– Оно недожарено, видишь, какое красное, – не соглашался брат.
– Красное? – рассердился папа. – В кошерном мясе нет крови, оно сухое и белое, и стоит дороже золота.
Вот уже месяц, как мы ели кошерную пищу, но папа не уставал жаловаться на ее дороговизну, вкус и свежесть.
Слушая его, я повторял про себя волшебные заклинания, которые должны были мне помочь исчезнуть. Я знал, он винит меня в нашей домашней революции, и все его упреки я немедленно адресовал себе.
– На самом деле папа доволен нашими переменами, – сообщила мне тихонько мама, хотя и была под впечатлением от дороговизны мяса в лавке Мазеля Това. – Скажу тебе больше, папа гордится, что эти перемены внесли его сыновья.
– Да? Но он все время сердится.
– Ты же знаешь, папа любит поворчать. Но я говорю тебе, он очень доволен вашей просьбой, она избавила его от угрызений совести, а то он постоянно упрекал себя за то, что не блюдет запретов.
– А в ресторане он по-прежнему ест некошерное.
– Ну что ж, – засмеялась мама. – Не может же он сразу во всем сдаться.
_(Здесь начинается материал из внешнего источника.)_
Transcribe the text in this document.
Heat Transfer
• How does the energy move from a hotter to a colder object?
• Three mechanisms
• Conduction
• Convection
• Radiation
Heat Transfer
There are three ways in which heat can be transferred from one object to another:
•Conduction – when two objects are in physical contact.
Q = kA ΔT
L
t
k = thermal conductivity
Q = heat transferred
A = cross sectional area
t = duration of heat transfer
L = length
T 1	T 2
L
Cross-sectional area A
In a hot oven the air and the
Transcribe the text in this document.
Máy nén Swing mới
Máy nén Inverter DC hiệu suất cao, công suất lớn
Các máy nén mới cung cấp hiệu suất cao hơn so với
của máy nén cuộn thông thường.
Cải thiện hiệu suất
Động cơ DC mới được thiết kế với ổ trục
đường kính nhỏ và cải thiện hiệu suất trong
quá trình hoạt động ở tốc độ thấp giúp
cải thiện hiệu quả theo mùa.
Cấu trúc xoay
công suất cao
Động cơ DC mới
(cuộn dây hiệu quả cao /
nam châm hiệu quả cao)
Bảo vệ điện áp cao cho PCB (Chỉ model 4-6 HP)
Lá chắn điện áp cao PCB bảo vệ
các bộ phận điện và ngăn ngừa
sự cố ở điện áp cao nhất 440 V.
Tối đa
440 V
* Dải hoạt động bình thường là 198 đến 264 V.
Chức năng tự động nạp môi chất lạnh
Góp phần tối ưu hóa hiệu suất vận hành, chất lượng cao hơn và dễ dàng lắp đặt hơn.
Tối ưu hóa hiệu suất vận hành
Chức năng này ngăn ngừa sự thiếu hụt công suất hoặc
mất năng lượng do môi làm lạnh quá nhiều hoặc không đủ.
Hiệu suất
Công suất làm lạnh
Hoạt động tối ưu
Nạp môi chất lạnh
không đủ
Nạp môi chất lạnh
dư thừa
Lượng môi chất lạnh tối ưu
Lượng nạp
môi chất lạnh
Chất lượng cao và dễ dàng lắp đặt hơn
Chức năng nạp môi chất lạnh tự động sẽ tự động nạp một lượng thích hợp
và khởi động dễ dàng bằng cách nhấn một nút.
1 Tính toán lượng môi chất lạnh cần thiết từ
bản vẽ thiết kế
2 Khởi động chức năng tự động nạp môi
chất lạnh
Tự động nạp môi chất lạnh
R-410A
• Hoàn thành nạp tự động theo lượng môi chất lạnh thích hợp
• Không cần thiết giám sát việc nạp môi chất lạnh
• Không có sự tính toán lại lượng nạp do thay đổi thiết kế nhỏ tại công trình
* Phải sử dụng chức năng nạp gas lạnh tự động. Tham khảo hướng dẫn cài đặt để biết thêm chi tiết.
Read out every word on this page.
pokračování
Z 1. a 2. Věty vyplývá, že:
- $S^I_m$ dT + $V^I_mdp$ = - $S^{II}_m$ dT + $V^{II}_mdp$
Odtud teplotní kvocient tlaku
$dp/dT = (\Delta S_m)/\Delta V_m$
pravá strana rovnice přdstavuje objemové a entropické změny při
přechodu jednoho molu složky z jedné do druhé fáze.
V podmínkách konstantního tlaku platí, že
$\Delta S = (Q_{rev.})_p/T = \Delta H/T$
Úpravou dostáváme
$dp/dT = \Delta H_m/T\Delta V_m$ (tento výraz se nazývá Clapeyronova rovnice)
Теперь дело за ним, он сам будет потихоньку двигаться вперед.
Жюльен решился и проглотил кусочек мяса.
– Вот и хорошо. А теперь я скажу, что я решил, – гордо заявил папа. – Я решил, вернее, я принял даже не одно, а два решения.
Не очень-то я люблю папины решения. Похоже, что и у брата недоброе предчувствие, он смотрит на меня, словно бы говоря: «Ну, сейчас мы с тобой получим! Мало не покажется!»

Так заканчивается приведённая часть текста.